Vicars have been told not to handle weddings involving Africans and Eastern Europeans after a clergy leader revealed that 40 sham marriages are being investigated in Accrington.

The Archdeacon of Blackburn, The Venerable John Hawley, said the incidents centered around two churches in the town, St Peter’s Church and St Andrews

In a bid to stop future problems, the Archdeacon has called on church leaders to be vigilant.

He says any suspicious marriages in Accrington will now be passed to the Blackburn Diocesan lawyer and that clergy have been issued with a checklist.

He said: "Our clergy have other things to do rather than float around sorting out sham marriages.

"They have been instructed that if anyone from eastern block countries of the European Union, and also from African states, contacts them that they should make sure they don’t handle proposed marriages themselves. They should pass it on to the registrar, the diocesan lawyer, a solicitor. And all the legal stuff regarding the couple will be handled by him."

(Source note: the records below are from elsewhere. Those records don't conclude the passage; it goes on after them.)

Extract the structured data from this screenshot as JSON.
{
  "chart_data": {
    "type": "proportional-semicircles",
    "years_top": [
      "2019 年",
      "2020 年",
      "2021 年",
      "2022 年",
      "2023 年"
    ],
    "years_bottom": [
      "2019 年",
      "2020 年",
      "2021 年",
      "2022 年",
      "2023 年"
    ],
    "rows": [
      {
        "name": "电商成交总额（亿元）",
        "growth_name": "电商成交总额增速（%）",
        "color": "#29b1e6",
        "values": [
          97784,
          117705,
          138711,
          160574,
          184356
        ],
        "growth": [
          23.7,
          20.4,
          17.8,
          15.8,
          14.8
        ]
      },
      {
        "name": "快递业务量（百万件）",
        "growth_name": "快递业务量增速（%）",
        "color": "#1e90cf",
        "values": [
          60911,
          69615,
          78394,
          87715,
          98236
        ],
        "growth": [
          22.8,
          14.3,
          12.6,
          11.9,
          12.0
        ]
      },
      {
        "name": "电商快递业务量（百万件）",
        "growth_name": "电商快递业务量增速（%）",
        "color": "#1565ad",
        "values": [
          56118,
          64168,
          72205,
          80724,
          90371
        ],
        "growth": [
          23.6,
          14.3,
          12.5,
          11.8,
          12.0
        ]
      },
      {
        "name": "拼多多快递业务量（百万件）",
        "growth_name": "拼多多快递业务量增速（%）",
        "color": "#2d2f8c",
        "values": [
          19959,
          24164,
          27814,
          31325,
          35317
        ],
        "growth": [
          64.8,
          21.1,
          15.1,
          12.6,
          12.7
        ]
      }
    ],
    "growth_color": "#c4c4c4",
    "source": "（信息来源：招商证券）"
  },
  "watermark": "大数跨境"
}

According to The Venerable John Hawley, who oversees clergy matters in Accrington, more than 40 bogus marriages are being investigated at St Peter’s Church and St Andrews, both in Accrington, in recent months.

The UK Borders Agency have confirmed 17 operations have taken place in the North West over the summer and 49 arrests were made.

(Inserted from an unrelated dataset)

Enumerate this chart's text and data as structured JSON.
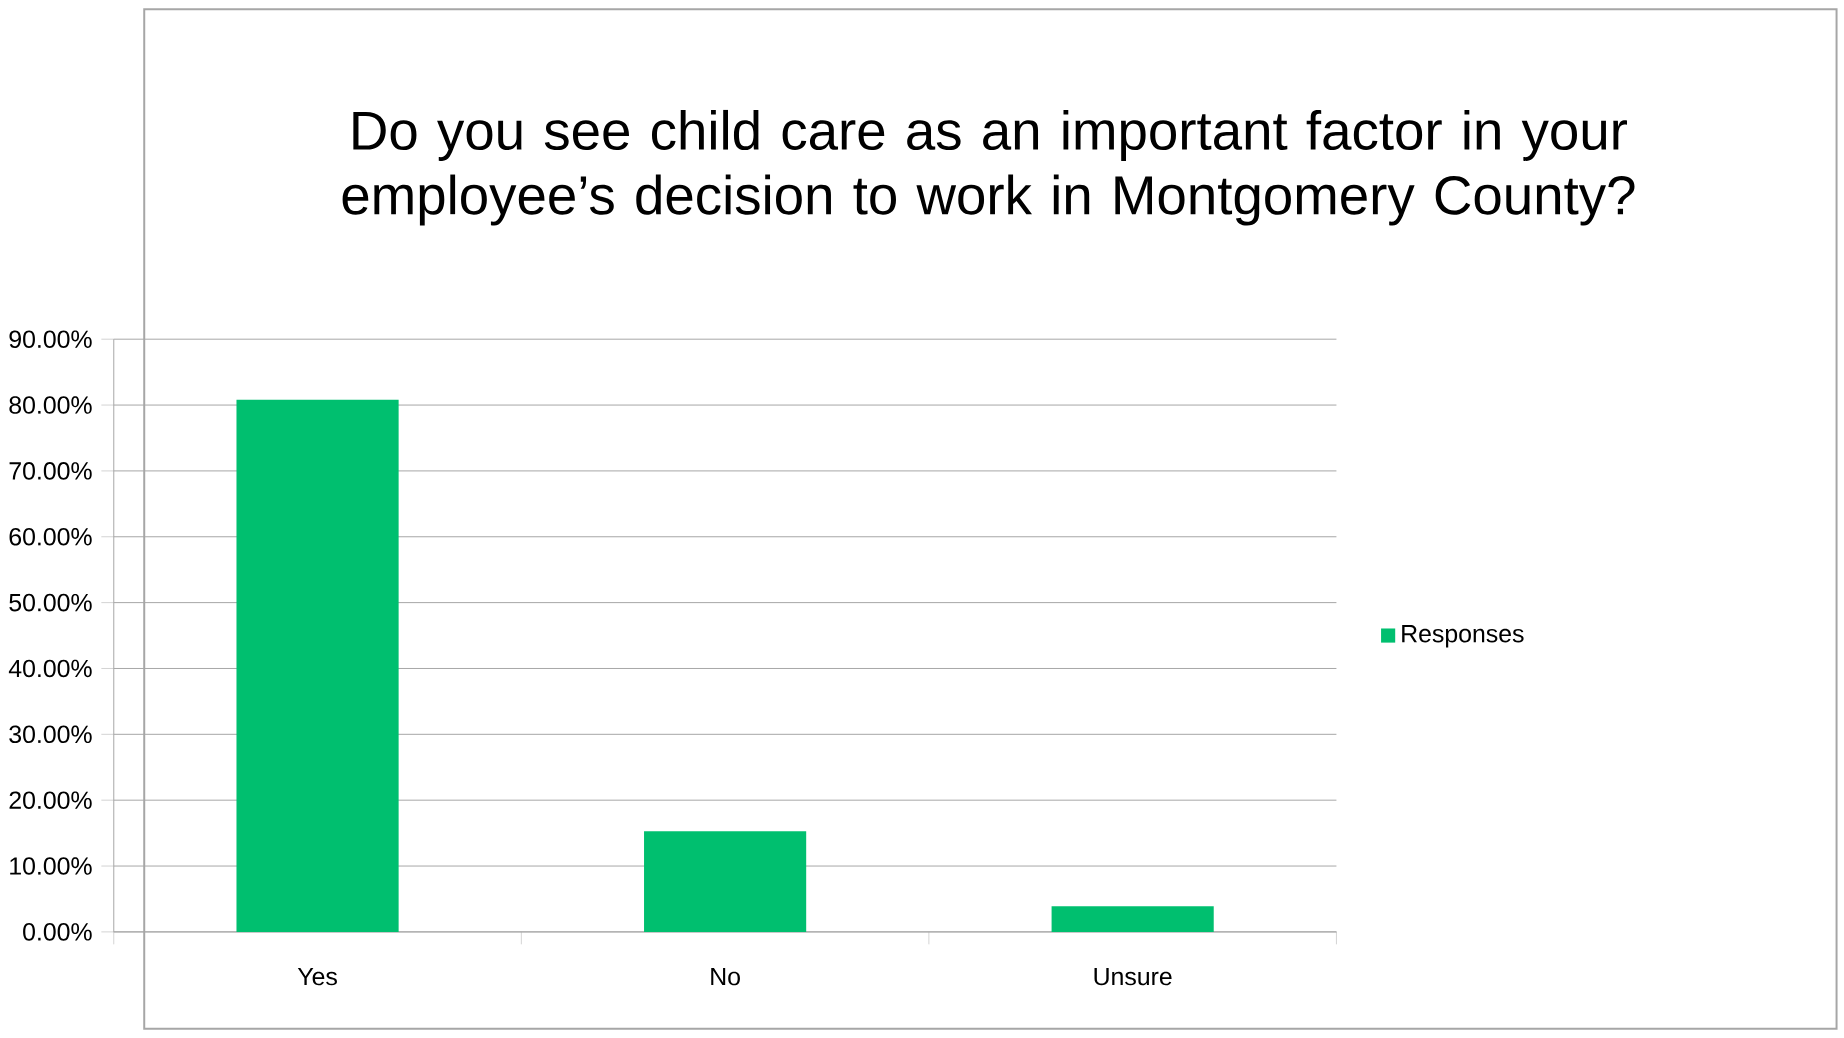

Three people involved in bogus marriages in St Peter’s Church, Accrington, face jail for involvement in sham marriages and are due to be sentenced next month.

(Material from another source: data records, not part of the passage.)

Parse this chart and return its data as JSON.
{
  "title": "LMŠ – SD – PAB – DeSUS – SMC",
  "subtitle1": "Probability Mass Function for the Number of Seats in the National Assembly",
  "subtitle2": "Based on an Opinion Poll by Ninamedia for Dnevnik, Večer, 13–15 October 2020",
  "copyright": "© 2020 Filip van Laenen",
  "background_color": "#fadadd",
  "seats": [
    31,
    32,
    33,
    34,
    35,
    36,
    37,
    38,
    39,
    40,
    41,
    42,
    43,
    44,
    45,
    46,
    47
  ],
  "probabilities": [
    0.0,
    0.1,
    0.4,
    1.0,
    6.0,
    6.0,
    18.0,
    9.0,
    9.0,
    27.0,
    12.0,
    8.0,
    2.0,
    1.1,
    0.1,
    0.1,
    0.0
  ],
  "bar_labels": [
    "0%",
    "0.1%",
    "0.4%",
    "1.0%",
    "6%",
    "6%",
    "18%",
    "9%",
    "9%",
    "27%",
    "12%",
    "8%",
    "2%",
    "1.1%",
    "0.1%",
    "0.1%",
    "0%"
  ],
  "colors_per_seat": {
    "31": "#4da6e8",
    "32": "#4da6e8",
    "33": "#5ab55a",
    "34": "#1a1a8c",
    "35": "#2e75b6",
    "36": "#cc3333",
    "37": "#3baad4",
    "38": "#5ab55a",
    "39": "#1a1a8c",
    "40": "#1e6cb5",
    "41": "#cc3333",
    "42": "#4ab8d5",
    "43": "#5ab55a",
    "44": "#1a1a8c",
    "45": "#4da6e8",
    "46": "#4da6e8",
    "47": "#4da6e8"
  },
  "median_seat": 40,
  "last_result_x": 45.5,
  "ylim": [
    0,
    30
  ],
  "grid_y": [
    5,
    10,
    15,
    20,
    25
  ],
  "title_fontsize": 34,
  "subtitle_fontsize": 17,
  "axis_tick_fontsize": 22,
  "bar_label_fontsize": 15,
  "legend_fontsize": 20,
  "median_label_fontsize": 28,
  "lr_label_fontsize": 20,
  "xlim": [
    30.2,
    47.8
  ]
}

The news follows the sentencing of a pregnant Czech bride who was jailed for her part in an Accrington sham marriage.

Monika Slepcikova, 23, of Liverpool, was seven months pregnant when she was jailed for eight months in September after pleading guilty to assisting unlawful immigration at Burnley Crown Court.

Czech Slepcikova, 23, was paid £2,000 to wed Uchenna Peter Ezimorah, 36, at St Peter’s Church, in Accrington, on June 29 last year.

But Slepcikova walked free when three senior judges at the Court of Appeal in London suspended her sentence – allowing her to give birth at home.

Archdeacon Hawley said: "It’s not a widespread thing. There were a certain set of circumstances which led to the clergy doing what they were doing. Clergy tried to be helpful in these cases but didn’t realise they were being used. That’s now stopped."

Ernie Hall, the Minister at the Trinity Community Church on Christ Church Square, Accrington, said: "I have had not had any requests for marriages that have given me any cause for concern. But it has been happening in other parts of the Accrington Deanery, which is why the Diocese is drawing up the checklist."

Joe Fielder, the vicar at St John’s Baxenden, said: "I’m glad to hear the Diocese is thinking it through. I conduct a marriage based on information people give to me. I use my common sense like any other minister would do. You can usually spot when people are being genuine."

A spokesman for Blackburn Diocese said: "All clergy in the Blackburn Diocese of the Church of England have been warned about ‘sham marriages’. They have been made aware of the legal advice available to them through the Diocesan Registrar, if they have anxieties about individual cases.

"The 14 Area Deans in the diocese have been additionally alerted to keep a watching brief in their areas through their contacts with local clergy."

He added: "It would not be appropriate to comment about the situation at St Peter’s, Accrington, as it is understood further legal cases may be under consideration. However the church wardens there have been made aware of the situation and warned about any further marriage applications that may appear suspicious."

The Venerable John Hawley added: "I would hope it will now make a difference. We obviously have to continue to do more. We are meeting next week to try and see where we can go with it."

Dave Magrath, head of the UK Border Agency Immigration Crime Team in the North-West, said: "We are committed to tackling sham marriages and take action against those who try to falsify marriages in order to gain entry to the UK.

"We have specialist teams of immigration officers and police working to investigate cases just like this and ensuring people are not able to benefit from breaking the UK’s immigration laws."


* Olarotimi Ojugbele, 41, of Loughborough Park, London, and o Nadezda Mirgova, 26, of East Road, Longsight, Manchester, have both admitted taking part in a bogus wedding.
* Anna Gabcova, 32, of Grosvenor Road, Wavertree, Liverpool, admitted assisting unlawful immigration to a member state and bigamy.